One of the recommendations is that manufacturers use signed updates... This won't help with issues like those disclosed, and may even make it worse...
The primary reason for including signed updates is to prevent third party firmware from being used, it does nothing to stop the official firmware from having security holes, and it's very unlikely that a hacker is going to completely reflash the device to run a custom firmware rather than backdooring the existing firmware. On the other hand, manufacturers generally only support these devices with official firmware updates for a very short period of time if at all, so third party firmware may be the only way to fix some of these holes.

--
http://spamdecoy.net - free throwaway anonymous email - avoid spam!
Fuck WIFI by WOOFYGOOFY · 2013-08-04 03:22 · Score: 1

Look if you don't have to have WIFI at home then don't.
You can buy a USB to rj45 adapter for any device. Buy an 8 or 12 port switch, locate it centrally, run short cords from there to multiple jacks in rooms and from there have short cords available for plugin. Done. Use different color cords for devices in close proximity just to make it easy to trouble shoot.
Its clean, it's convenient you can scale it up as you need and you don't have to worry about all the bad programming bugs that WIFI routers are sporting.
1. Re:Fuck WIFI by Chrontius · 2013-08-04 10:48 · Score: 1
  
  And my Chromecast has a USB port? Actually, it does. But it's a power sink, not a power source, so you'd need some kind of weird PoE injector/receiver/USB-to-Ethernet device, and pray that the Chromecast can talk to an ethernet adapter over that USB port. I don't even know if USB OTG lets a device be a power source and a data sink.
  
  What about my iPad? Am I to buy $60 in hardware and hope the camera kit will talk to an Apple ethernet-to-USB adapter (if you can still find that discontinued adapter)? What about the Nest thermostat? Where do I plug in the USB port?
pfsense by n3r0.m4dski11z · 2013-08-04 06:17 · Score: 1

Pfsense and a computer with two network cards is all you need.
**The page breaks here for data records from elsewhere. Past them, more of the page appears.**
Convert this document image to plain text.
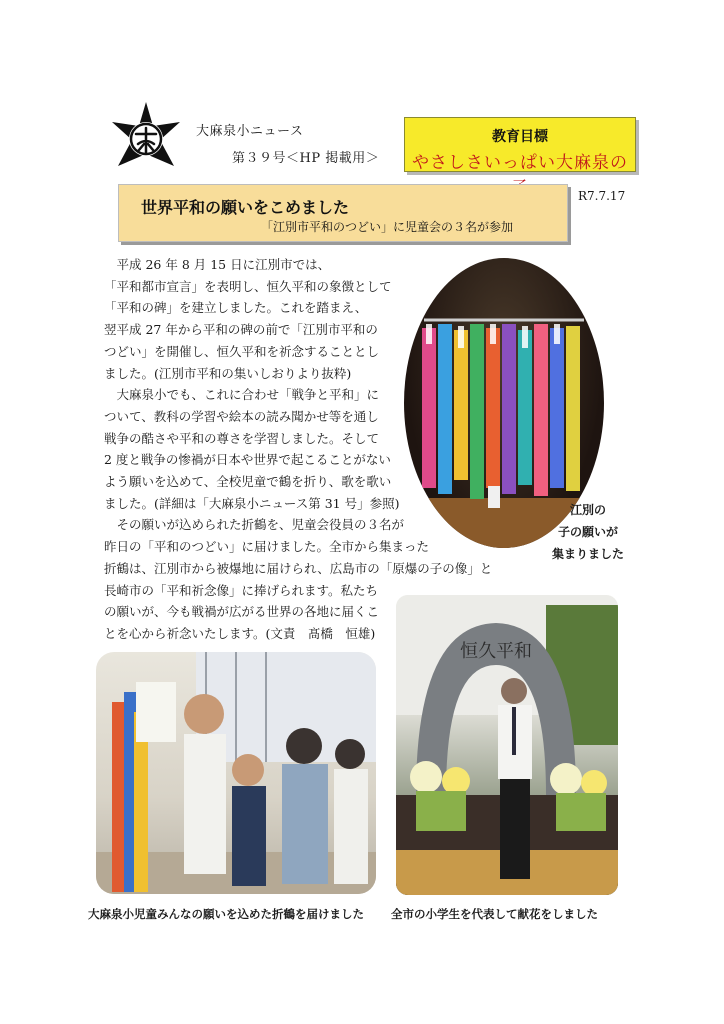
大麻泉小ニュース
第３９号＜HP 掲載用＞
教育目標
やさしさいっぱい大麻泉の
R7.7.17
世界平和の願いをこめました
「江別市平和のつどい」に児童会の３名が参加

　平成 26 年 8 月 15 日に江別市では、

「平和都市宣言」を表明し、恒久平和の象徴として

「平和の碑」を建立しました。これを踏まえ、

翌平成 27 年から平和の碑の前で「江別市平和の

つどい」を開催し、恒久平和を祈念することとし

ました。(江別市平和の集いしおりより抜粋)

　大麻泉小でも、これに合わせ「戦争と平和」に

ついて、教科の学習や絵本の読み聞かせ等を通し

戦争の酷さや平和の尊さを学習しました。そして

2 度と戦争の惨禍が日本や世界で起こることがない

よう願いを込めて、全校児童で鶴を折り、歌を歌い

ました。(詳細は「大麻泉小ニュース第 31 号」参照)

　その願いが込められた折鶴を、児童会役員の３名が

昨日の「平和のつどい」に届けました。全市から集まった

折鶴は、江別市から被爆地に届けられ、広島市の「原爆の子の像」と

長崎市の「平和祈念像」に捧げられます。私たち

の願いが、今も戦禍が広がる世界の各地に届くこ

とを心から祈念いたします。(文責　髙橋　恒雄)

江別の
子の願いが
集まりました
恒久平和
大麻泉小児童みんなの願いを込めた折鶴を届けました 全市の小学生を代表して献花をしました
Pick up a used cisco access point and add a 3rd nic for wireless.
Rock soild, Guaranteed no back doors. Installs in less than 15 minutes from cd. Dependability based BSD and the parts you put in it. Get a cheap core2duo era xeon 1u server for 100 bucks, and make it look even slicker

--
-
1. Re:pfsense by airdweller · 2013-08-06 10:57 · Score: 1
  
  Or, better, a m1n1wall for $200-something. Set it up. Connect your router.
i tire of the scares by Anonymous Coward · 2013-08-04 06:48 · Score: 0

and my router is as secure as the zipper on my fly
Re:because NAT acts like a firewall, as a side eff by unixisc · 2013-08-04 07:11 · Score: 1

Firewalls have nothing to do w/ end to end connectivity. End to end connectivity simply means that the source or destination addresses are not tampered with while the packets are en route - something that's violated in NAT. A packet can go from a source to a destination, and get dropped by the firewall if it violates certain rules, but that doesn't mean that end to end connectivity is not there.
NAT-PT is not about IPv4-IPv6 connectivity - it's just about bringing certain features, such as load balancing, to IPv6 - that's one of the rare benefits to NAT. Also, in NAT-PT, there is a 1:1 relationship between the public address and link-local address, unlike in IPv4, where a 1:many relationship was needed due to address shortage.